Thursday, September 3, 2009

1934 - Sequel to "The Crowd" Vidor's OUR DAILY BREAD is a bunch of commie crap

During the Depression of the 1930's filmmaker King Vidor became interested in the supposed collective farm movement going on in the United States. He wrote a story about a group of people attempting to make a go of it on an abandoned farm.

 

Vidor took the story to MGM for financing and was rejected by that studio. This should hardly have been a surprise to him, since conservative MGM was not exactly receptive to Roosevelt's New Deal program
 
  

Raising money and investing some of his own, King Vidor filmed his story on a modest budget. He brought back his everyman characters from The Crowd, John and Mary Sims. He hired some top professionals like composer Alfred Newman to score the film and Joseph Mankiewicz to write the screenplay. The result was a disappointment, a poorly acted and written film with lame story telling and underdeveloped characters mouthing vaguely socialist sentiments.


Vidor seemed to be in love with the ideas of the farm collective.

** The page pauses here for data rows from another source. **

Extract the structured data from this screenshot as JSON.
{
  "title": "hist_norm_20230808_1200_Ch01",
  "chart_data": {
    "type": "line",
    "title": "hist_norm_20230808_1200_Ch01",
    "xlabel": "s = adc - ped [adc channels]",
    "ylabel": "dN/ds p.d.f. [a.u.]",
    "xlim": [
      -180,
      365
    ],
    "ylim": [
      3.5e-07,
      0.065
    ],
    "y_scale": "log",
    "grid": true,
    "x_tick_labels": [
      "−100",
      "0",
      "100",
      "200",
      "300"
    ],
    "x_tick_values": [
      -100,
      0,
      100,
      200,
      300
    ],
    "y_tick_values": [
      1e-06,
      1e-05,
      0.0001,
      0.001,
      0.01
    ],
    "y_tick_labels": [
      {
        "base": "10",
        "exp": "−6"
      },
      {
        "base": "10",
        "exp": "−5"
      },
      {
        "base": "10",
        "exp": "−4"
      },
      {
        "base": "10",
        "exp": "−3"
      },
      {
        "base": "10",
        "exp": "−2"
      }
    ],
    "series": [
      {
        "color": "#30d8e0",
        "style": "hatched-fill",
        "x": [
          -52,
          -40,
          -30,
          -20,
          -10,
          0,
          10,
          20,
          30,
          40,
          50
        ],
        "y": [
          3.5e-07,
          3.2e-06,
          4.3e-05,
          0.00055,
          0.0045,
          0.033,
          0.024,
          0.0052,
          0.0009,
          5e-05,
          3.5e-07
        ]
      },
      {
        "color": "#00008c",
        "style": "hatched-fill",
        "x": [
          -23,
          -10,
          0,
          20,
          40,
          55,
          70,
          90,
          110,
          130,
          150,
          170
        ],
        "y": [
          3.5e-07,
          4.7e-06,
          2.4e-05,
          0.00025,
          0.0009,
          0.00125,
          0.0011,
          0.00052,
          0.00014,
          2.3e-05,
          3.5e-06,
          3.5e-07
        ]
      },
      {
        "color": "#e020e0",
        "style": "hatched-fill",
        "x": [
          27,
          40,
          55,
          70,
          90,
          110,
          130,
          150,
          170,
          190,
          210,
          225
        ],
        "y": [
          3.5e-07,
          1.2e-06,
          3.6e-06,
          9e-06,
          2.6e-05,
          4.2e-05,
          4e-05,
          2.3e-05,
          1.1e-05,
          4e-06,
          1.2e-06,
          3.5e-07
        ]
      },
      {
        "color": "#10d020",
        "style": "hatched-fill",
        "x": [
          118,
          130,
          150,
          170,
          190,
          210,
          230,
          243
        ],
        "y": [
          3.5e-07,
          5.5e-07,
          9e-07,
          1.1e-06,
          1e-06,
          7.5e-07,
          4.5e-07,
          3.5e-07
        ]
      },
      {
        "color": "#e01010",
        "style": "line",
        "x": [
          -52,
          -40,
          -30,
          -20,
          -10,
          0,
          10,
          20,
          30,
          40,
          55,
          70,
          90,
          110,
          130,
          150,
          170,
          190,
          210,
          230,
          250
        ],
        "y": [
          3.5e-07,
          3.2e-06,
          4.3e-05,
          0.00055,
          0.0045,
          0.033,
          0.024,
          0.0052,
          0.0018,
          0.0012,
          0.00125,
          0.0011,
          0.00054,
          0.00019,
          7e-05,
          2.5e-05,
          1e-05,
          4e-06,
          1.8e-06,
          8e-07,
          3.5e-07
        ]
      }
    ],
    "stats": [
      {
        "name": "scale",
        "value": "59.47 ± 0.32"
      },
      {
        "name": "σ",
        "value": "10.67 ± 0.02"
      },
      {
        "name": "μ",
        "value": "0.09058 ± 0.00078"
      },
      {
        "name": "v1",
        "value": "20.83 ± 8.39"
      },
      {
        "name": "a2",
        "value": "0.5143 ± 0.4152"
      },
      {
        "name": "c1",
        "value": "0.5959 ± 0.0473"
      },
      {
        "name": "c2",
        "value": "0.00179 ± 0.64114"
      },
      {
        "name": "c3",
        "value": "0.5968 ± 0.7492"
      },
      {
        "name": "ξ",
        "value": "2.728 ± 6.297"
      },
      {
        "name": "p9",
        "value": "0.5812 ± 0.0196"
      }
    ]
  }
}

Unfortunately he failed to make the story interesting to the viewer. It's all here, the evil bankers the mean sheriff, the ridiculous good ethnic stereotypes, a man being pursued by an unfeeling legal system etc. The viewer also gets lots of scenes with the members of the commune tilling the fields which doesn't make for exciting cinema. Vidor even put in an "oh come on" blond bombshell character as a temptation to our socialist hero John Sims to leave the commune. Even with a short running time the film was an effort to sit through.

Only towards the end of the film does King Vidor the filmmaker finally show up. He stages an exciting scene where the commune must save the crops by putting in an irrigation system. What was so irritating about this film was the failure of the talent involved in to make an interesting film with some emotional content to involve the audience. Instead what we got was a bunch of mealy mouthed socialist garbage.